Anders als Ralf Huetter, der mit seinem Tourette-Syndrom-Drama „Vincent will Meer“ gerade den Deutschen Filmpreis gewann, hat Andi Rogenhagen diesen Weg eingeschlagen, indem er eine Komödie über ein junges Mädchen gemacht hat, das an dieser Krankheit leidet - oder besser lernt, damit umzugehen. Hier ergibt der in der amerikanischen Umgangssprache gängige und schon blödsinnig politisch korrekte Euphemismus „mentaly challenged“ (also „psychisch herausgefordert“) ausnahmsweise einmal Sinn, denn tatsächlich setzt die aufmüpfige Eva ihre beachtliche Intelligenz und charakterliche Stärke ein, um ein möglichst normales und glückliches Leben zu führen. Sie weiß genau, wie sie auf andere Menschen wirkt und sagt gleich als ersten Satz im Film: „Wenn ich mich selber treffen würde, hätte ich auch Angst!“.

So hat sie sich eine idyllische Nische mit möglichst wenigen Außenkontakten geschaffen. Sie stromert gerne allein im Wald herum, wo die Molche in einem Tümpel ihre besten Freunde sind. Ihre Familie ist ein komischer Haufen von sympathisch skurrilen Figuren. Der Vater ist ein kontaktscheuer Autoverkäufer, die Mutter kauft ständig neue Wundermittel ein, mit denen sie ihre Tochter heilen will, der Onkel ist ein untalentierter Rockmusiker/Kleinkrimineller und die Oma ist Harold & Maude in einer Person, denn sie ist weise, arrangiert gerne anarchistische Akte wie die Sprengung eines Staubsaugers und will endlich in Ruhe sterben. Mit diesem Personal schreiben sich die komischen Szenen fast von alleine, und Rogenhagen melkt dann auch viele Lacher mit einem guten komödiantischen Timing und ein paar schönen, alles andere als klischeehaften Pointen.

Aber im Mittelpunkt des Films steht immer die Protagonistin, deren kompliziertes Innenleben Rogenhaben mit spielerischen Zwischenschnitten zugleich komisch und originell illustriert. So wird der Entdecker und Namensgeber der Krankheit im Schlossgarten zusammen mit jener französischen Adeligen gezeigt, bei der er die Symptome zum ersten Mal diagnostizierte und Evas schlimmste Peiniger (wie ihre ständig im Therapeuten-Jargon schwafelnde Psychologin) verlieren auf der Guillotine den Kopf. Realistisch und mit viel Detailwissen inszeniert sind dagegen jene Szenen, in denen Eva versucht, eine Arbeitsstelle zu finden. Ein geschickter Trick von Rogenhagen besteht hier darin, hier ganz ohne die üblichen Buhmänner zu arbeiten. Alle sind in den Bewerbungsgesprächen freundlich und verständnisvoll, aber auch das hilft nicht weiter. So hat etwa Nora Tschirner einen kleinen, präzise kalkulierten Gastauftritt als smarte Angestellte, die Eva genau vorrechnet, wo ihre Firma schon Behinderte einsetzt, sodass das Quantum erfüllt und für sie leider kein Platz mehr ist. In diesen Momenten ist der Film am stärksten.
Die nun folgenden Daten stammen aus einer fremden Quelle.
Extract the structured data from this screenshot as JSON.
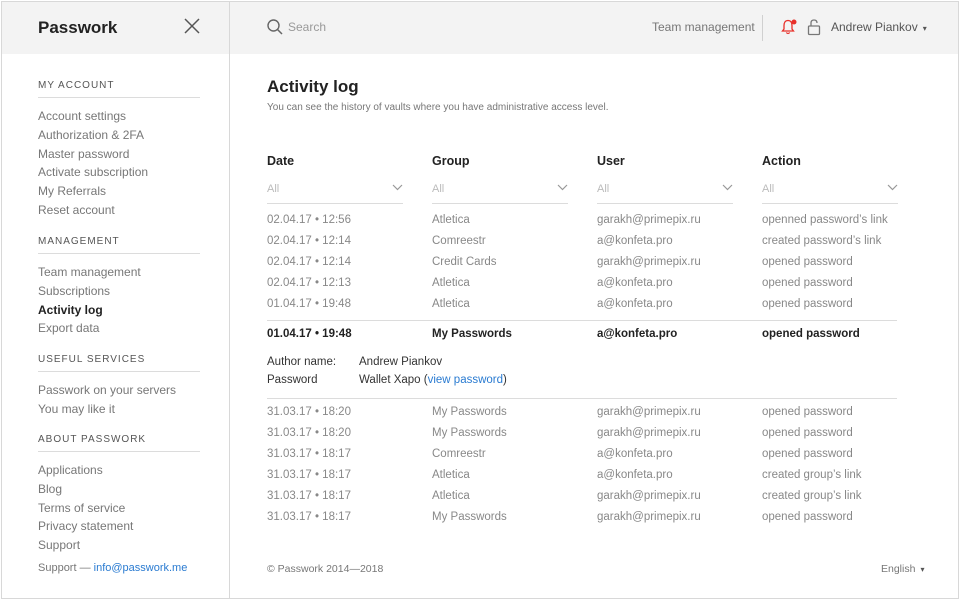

Leider verlässt sich Rogenhagen im letzten Akt dann zu sehr auf die Mechanismen der Filmkomödie und so wird die Geschichte mit einem bösen Bankdirektor, einem Einbruch in den Tresorraum der Bank und einer vergrabenen Tasche voller Geld zunehmend albern, sodass der Charme von Jasna Fritzi Bauer in den letzten zwanzig Minuten schon arg strapaziert wird. Aber da diese den Film mit einer grandiosen, zugleich völlig glaubwürdigen und märchenhaften Darstellung der jungen Heldin trägt, gelingt ihr auch dies mit ein paar Zuckungen und Heil Hitler-Rufen. Da stört es dann auch nicht weiter, wenn Rogenhagen sich mit seinem obligatorischen Happyend vor der Frage drückt, wie die Zukunft von Eva halbwegs plausibel aussehen könnte. Da waren die Alternativen wohl zu deprimierend.